La plupart de mes collègues n'ont jamais su m'accepter, mais je crois que la raison était double : je n'étais pas seulement une femme, j'étais / je suis, une femme qui s'est offert le luxe de
la réorientation, et qui a passé un BP. Or la formation effraye les boulangers, persuadés qu'ils comprennent tout s'ils savent sortir une baguette. j'arrive dans un fournil, je fais 1,55m, et je questionne TOUT. Alors oui, je les agace, les boulangers, surtout quand ils ne savent pas me répondre ! mais je pourrais être un mec, ça les agacerait tout autant !

Quoiqu'il en soit, ce qui a facilité l'arrivée des femmes au fournil - la mécanisation des pétrins, surtout, est aussi ce qui à mes yeux nous en tient encore éloignées : quand une machine couine, je deviens nulle. Incapable de réparer une diviseuse, une façonneuse, incapable de balader 2 sacs de farine d'un endroit à l'autre du labo, de comprendre les frigos, l'origine des fuites, les refroidisseurs, les balances, incapable de tout démonter et de tout remonter, et de toute façon, ça
m'intéresse peu.

Alors je persiste à dire que ce n'est pas forcément la féminité qui manque en boulangerie. Car pour toutes les tâches un peu musclées, un bon gars, y a pas à dire, c'est indispensable; non, ce qui manque, c'est la sensibilité.

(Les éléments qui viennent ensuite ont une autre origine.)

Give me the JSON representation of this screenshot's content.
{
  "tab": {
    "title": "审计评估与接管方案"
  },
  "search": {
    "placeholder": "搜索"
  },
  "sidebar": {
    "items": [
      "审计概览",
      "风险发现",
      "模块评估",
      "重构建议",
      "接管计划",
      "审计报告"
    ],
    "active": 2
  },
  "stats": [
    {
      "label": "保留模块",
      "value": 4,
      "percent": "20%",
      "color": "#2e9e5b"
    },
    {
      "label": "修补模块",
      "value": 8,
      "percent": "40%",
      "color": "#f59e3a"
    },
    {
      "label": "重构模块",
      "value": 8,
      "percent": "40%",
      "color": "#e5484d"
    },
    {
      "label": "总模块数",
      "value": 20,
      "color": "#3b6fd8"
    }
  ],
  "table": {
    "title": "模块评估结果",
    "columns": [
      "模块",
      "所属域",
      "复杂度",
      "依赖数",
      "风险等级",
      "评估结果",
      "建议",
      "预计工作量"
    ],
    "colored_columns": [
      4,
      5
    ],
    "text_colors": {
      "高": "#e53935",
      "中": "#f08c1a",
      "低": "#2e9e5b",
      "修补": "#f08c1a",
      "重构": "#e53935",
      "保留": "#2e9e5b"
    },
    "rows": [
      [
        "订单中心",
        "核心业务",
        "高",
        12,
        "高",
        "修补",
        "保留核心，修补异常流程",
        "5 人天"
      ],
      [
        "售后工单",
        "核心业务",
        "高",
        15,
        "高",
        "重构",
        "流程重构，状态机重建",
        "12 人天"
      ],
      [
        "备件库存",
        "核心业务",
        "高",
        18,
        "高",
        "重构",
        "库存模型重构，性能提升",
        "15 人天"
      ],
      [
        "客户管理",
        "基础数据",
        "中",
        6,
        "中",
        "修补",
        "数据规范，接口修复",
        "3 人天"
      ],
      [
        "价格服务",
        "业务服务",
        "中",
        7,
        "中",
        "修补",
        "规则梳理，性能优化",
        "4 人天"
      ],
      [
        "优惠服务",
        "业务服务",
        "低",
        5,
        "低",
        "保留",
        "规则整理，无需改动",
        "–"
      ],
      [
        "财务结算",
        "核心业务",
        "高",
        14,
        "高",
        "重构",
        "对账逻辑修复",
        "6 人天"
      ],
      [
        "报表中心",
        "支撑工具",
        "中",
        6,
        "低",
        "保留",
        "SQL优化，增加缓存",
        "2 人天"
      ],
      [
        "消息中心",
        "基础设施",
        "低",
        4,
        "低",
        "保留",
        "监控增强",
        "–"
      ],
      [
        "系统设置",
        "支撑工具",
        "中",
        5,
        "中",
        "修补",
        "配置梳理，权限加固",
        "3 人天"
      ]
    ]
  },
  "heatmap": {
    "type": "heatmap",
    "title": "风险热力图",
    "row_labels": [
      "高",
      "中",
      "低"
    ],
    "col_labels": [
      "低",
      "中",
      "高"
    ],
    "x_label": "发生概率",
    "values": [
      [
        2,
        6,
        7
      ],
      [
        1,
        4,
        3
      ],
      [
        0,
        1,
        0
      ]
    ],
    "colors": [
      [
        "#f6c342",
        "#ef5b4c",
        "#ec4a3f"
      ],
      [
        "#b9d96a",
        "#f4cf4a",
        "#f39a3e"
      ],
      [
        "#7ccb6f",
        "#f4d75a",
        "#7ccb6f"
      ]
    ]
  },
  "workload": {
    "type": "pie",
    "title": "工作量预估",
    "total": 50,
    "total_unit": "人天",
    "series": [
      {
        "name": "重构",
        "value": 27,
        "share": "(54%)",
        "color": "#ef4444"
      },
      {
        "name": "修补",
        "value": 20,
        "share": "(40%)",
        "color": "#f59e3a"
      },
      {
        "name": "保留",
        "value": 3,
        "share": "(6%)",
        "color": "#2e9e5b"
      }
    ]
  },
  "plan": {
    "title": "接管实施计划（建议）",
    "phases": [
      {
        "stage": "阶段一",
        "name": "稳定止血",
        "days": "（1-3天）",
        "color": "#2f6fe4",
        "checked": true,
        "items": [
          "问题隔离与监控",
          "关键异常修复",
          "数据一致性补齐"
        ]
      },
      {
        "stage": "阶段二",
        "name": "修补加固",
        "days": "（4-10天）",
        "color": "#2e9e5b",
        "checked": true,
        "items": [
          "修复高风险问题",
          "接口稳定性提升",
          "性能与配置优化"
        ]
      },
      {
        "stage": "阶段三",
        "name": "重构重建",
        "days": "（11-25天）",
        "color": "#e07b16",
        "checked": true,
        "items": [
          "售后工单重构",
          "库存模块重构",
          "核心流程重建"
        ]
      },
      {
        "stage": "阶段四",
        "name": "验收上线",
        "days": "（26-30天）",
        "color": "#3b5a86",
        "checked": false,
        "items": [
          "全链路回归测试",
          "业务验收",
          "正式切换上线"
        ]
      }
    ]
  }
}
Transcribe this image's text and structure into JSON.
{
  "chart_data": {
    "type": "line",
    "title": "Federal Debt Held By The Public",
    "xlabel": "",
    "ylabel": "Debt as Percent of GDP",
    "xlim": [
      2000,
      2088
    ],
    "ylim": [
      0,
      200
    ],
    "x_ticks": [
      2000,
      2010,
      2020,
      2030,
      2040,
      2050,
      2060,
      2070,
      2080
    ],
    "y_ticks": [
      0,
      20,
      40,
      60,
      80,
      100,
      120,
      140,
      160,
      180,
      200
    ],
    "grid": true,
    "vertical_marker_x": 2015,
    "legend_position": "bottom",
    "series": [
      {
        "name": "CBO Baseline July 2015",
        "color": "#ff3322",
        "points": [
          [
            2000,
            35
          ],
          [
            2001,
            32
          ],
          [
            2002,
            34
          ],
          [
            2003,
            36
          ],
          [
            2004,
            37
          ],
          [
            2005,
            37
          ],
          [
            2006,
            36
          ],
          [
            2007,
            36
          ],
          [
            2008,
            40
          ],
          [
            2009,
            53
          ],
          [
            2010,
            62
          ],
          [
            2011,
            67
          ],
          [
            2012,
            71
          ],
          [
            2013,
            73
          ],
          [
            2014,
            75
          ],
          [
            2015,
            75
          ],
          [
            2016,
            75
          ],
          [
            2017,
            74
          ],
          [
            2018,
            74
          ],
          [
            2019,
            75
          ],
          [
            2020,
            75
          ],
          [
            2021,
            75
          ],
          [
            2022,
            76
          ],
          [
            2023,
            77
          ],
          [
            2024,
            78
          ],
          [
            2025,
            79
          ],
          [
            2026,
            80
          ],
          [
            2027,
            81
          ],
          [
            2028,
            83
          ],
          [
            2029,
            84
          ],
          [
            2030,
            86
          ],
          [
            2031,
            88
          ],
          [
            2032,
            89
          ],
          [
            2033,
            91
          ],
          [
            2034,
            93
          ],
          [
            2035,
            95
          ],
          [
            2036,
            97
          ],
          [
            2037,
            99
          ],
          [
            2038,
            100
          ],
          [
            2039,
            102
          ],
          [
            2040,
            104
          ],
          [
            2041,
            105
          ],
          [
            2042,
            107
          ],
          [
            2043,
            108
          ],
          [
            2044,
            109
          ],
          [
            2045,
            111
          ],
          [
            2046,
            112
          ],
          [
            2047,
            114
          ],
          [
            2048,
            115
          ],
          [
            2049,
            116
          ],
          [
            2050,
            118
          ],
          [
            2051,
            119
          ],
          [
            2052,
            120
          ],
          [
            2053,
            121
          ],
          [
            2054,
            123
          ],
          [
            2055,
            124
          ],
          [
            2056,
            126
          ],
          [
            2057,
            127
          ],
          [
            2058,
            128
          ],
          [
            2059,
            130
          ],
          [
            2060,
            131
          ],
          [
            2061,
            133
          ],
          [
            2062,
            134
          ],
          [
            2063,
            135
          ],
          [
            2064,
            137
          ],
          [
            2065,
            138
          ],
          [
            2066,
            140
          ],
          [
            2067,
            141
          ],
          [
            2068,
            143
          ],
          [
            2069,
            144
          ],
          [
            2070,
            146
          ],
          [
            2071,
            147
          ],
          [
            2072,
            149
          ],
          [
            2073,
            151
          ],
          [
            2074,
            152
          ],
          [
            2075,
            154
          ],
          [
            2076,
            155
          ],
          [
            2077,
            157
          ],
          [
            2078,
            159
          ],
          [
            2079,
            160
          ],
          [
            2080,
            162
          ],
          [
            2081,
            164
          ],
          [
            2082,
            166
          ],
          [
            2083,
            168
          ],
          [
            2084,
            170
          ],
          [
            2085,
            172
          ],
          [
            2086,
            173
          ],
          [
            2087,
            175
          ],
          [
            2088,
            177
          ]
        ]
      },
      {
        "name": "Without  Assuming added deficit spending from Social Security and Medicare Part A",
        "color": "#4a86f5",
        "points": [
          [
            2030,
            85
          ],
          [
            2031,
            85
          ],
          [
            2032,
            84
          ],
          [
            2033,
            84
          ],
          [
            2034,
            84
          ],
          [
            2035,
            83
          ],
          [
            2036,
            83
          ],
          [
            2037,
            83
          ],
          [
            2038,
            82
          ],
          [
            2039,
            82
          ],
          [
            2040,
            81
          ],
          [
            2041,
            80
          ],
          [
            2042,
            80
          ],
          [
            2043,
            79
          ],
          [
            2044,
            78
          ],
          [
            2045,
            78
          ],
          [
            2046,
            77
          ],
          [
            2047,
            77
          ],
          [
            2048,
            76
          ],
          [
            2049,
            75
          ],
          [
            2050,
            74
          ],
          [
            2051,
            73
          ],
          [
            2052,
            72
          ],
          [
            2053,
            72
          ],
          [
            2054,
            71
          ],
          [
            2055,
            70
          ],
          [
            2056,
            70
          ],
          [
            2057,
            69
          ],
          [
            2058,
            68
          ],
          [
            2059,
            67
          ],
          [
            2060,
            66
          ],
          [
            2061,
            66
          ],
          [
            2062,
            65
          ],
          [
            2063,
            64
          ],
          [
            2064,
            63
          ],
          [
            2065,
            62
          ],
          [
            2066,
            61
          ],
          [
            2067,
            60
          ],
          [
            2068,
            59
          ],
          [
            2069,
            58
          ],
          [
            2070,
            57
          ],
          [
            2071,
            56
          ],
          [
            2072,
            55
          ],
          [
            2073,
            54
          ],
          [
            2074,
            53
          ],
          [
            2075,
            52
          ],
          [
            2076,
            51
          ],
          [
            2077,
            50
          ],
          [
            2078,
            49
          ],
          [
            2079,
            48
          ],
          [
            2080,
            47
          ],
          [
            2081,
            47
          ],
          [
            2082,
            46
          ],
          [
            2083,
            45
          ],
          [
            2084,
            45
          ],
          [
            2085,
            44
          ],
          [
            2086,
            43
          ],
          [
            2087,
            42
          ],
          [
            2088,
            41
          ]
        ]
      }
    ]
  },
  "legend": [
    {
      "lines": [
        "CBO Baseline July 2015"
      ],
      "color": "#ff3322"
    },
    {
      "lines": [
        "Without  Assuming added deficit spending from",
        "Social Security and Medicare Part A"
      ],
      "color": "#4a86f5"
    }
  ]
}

Monsieur le Farinoman, tout homme qu'il est, a la sensibilité qui permet au pain d'arriver au four au bon moment, après avoir été travaillé dans le respect.

Et Mademoiselle Farinowoman que je suis, violente parfois la pâte - sans le vouloir, en manquant de finesse.

Ce qu'il nous faut, c'est de l'intelligence sensible, dans ce métier.

Oui, que ce soit des hommes ou des femmes, qu'importe, je réclame de l'intelligence sensible.

Elle seule capable de s'adapter chaque nuit au caractère secret des pâtes, chaque nuit nouvelles, chaque nuit caractérielles, chaque nuit rebelles et insoumises.